No matter how you slice it, dice it, grind it, or grate it, ginger adds a tangy, peppery rush of pure invigoration to everything from Asian-infused dishes to the moistest-ever cake. If all you've got is one dusty can of the powdered stuff, you're about to spice up your life.
Wherever you dream of going to escape February's dark days, chances are, ginger belongs there, too. High on snowy peaks, fresh-baked gingerbread is as cozy as a blanket. Down in the balmy Caribbean, gingery stews and brews are dished up nightly. And all across the Pacific basin, cool, refreshing ginger turns up in dishes from pad thai to sushi.

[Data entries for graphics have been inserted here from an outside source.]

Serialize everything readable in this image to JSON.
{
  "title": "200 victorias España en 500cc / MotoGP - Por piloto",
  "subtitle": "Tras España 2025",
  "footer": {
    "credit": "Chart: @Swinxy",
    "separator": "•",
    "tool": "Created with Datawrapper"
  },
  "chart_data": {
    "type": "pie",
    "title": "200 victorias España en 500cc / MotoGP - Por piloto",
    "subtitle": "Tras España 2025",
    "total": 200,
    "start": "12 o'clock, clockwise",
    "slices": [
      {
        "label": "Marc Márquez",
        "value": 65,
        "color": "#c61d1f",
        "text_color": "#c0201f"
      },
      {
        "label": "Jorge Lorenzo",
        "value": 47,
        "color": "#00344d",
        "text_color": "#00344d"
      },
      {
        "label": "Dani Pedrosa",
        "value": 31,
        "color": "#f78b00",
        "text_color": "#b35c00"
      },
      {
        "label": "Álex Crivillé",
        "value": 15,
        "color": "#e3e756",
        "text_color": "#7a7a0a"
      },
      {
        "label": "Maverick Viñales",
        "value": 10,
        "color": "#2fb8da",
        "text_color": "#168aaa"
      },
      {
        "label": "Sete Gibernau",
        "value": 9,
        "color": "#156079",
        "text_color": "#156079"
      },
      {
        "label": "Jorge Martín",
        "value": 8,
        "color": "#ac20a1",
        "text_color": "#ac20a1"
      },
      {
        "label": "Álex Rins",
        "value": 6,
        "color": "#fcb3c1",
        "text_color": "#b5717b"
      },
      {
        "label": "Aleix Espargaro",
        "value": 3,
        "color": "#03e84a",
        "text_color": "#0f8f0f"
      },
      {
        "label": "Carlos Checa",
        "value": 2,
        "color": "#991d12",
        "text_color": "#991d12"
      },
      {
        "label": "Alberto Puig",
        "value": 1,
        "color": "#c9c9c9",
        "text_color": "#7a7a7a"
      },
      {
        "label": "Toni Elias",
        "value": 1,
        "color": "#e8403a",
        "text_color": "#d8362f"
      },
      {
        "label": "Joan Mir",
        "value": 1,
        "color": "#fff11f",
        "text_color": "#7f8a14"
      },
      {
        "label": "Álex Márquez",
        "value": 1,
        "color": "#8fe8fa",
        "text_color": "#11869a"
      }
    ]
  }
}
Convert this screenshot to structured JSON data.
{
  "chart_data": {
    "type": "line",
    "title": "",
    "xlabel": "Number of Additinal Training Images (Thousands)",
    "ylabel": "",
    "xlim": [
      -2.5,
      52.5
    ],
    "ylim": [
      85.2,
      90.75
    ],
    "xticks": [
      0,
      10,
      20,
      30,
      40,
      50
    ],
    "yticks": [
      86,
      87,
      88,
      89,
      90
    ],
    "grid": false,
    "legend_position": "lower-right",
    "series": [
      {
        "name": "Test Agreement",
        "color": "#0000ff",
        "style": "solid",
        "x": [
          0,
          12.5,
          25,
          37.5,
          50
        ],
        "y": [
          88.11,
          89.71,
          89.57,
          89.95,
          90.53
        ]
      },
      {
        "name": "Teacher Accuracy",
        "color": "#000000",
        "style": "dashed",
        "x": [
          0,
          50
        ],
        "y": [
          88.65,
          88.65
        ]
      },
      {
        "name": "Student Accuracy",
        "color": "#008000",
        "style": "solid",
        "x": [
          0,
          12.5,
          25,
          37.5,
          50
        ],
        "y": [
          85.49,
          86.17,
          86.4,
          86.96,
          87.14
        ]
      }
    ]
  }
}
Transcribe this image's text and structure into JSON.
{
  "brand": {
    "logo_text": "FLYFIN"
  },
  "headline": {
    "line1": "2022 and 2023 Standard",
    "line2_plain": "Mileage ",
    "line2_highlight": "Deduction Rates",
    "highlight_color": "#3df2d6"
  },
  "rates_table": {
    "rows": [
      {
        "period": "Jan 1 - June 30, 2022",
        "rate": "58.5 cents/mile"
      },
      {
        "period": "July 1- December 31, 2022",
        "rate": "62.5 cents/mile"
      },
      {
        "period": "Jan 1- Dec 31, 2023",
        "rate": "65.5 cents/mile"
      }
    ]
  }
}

Menu: Get 6 delicious ginger recipes

But for now, let's pull on our wool-lined boots and head to the supermarket instead. Gingerroot (actually an underground stem, or rhizome) appears on the shelves in many guises: as pale gold powder, damp pink slices, sculptural knobs, bubbly beverages. The spice rack is the best place to find ginger powder, the mainstay of baked goods like coffee cakes and molasses cookies. This dried and pulverized form of ginger has been at home in Western kitchens far longer than the fresh kind. The medieval English and French were nuts about it; nearly every existing recipe from that age, whether for sausage or candy, calls for dried ginger. Drying intensifies the rhizome's heat, so ginger in this form packs the biggest kick.

If you swing by the Asian foods aisle, you'll find the youngest, mildest ginger available—pickled ginger. Harvested when just six months old and sold presliced in jars, it's best known as sushi's arm candy.

To root out whole ginger, head over to the produce department and select stems with thin, smooth skin and a lemony, woodsy scent. Though fresh, this ginger is not exactly young—indeed, the tough fibers you encounter when you try to chop or grate it are signs of its maturity. Cutting against the grain with a sharp knife reduces the stringiness. Keep chopping to release its full taste—the more surface area you expose, the more flavor will emerge. And cook fresh ginger briefly, if at all; the longer it's cooked, the less intense it becomes.

Last stop: the beverage aisle. As anyone who's reached for a bottle of ginger ale to combat queasiness instinctively knows, ginger is easy on the stomach. Corinne Trang, author of Essentials of Asian Cuisine, recalls her Chinese grandmother whipping up a soup of sweet potato and ginger when she was feeling under the weather as a child. A more modern concoction—boiled Coke (!) infused with ginger slices—is a popular remedy in Beijing.

Science has borne out this folk wisdom; in one clinical trial, powdered ginger was more effective than Dramamine at alleviating motion sickness. Gingerol is the chemical compound thought to be responsible for this nausea-quelling trait; it's related to the molecule capsaicin, which gives peppers their heat. Gingerol can also literally warm you up: Alpine skiers used to sprinkle it in their socks to help keep their feet toasty.

Warming yet refreshing, spicy yet nice to stomachs: Ginger is full of contradictions. It's what you'd expect from a knob of buried sunshine. Ginger begins its life rooted in the dark, cold earth, but once it arrives in your kitchen, this feisty stem can take you almost anywhere.